Date posted: July 16, 2019
Now in the 16th year, the ArchitecturePLB sustainability prize for Masters students, at University of Portsmouth’s School of Architecture, gives us an opportunity to enjoy the work of the Graduating cohort whilst reflecting on the designs. The prize seeks to celebrate, challenge and explore concepts of sustainability. The work and focus of units did not disappoint, with a strong year on display.
Projects included large scale masterplans, food-production, urban intensification, and later-living. We saw homes for bees, buildings which use bio-mimetic slime, botanical gardens, and regeneration at a large and small scale.
This annual prize gives the opportunity to debate sustainability, its meaning and whether it should be a ‘special prize’. It is a few years since the sustainability unit came to an end at Portsmouth, which acknowledges that by now all projects should have sustainability at their heart, not least due to the climate emergency and extensive knowledge of how we need to respond. Maybe it is time to consider whether the prize should simply be for good architecture?

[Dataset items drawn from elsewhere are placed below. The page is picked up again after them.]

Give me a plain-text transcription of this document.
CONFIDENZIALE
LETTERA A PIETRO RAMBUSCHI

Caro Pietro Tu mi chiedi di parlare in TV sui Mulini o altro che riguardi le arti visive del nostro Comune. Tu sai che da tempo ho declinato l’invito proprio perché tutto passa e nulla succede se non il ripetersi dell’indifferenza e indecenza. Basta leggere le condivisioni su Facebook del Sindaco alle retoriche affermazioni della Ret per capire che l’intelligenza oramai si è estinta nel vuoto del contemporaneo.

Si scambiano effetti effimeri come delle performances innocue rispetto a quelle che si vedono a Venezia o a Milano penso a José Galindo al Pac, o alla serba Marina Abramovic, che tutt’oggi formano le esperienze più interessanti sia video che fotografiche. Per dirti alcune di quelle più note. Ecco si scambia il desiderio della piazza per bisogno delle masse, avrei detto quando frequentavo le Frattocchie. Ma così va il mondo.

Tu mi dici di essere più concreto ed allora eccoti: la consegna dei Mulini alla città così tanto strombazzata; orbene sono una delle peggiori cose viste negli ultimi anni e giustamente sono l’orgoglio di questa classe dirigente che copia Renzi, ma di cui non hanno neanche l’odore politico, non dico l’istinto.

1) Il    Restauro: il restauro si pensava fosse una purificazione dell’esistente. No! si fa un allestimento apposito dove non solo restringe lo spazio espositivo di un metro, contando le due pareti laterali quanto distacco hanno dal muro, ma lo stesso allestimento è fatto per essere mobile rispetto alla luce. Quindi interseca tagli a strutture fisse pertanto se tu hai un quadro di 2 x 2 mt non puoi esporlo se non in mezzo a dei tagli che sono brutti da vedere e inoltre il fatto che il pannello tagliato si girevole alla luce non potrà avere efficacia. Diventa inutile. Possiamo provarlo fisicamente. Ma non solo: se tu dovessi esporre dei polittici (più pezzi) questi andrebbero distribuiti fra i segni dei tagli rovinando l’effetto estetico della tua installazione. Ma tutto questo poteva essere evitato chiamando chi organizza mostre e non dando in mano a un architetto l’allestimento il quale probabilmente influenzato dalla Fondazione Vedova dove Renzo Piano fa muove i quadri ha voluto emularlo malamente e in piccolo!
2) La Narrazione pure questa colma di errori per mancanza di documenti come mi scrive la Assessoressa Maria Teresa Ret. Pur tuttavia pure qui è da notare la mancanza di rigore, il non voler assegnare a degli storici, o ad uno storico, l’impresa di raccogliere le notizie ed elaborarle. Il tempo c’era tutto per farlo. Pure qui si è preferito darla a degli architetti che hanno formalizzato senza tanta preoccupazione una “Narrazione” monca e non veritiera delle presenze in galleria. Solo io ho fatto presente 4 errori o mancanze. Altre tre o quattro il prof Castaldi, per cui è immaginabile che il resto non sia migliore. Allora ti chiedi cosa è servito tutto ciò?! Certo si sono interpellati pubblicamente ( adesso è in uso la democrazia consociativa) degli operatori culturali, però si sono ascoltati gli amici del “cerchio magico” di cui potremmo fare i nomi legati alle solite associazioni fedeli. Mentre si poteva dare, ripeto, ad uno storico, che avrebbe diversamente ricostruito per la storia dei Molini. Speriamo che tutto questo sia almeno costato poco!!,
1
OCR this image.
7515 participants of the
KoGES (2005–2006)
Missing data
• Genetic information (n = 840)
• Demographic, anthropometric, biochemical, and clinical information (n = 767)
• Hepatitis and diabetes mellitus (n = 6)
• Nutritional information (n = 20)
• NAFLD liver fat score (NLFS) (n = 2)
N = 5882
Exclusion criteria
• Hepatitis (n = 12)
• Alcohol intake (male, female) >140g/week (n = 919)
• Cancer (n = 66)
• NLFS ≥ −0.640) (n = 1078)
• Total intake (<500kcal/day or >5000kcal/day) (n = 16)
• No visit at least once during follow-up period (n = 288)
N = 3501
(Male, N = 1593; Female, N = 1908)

Three projects shone out for us, and like last year we have given an honourable mention, this year to Ida Rorvik- Norwegian forest research centre. We picked two winners this year; Samuel Akakpo’s eco-sanctuary in Ghana, for the scale and ambition of the project, and Paul Moss, for his community project at Cody Dock, where he had really got into the detail and richness of the program. Congratulations to all graduating students for some really great work.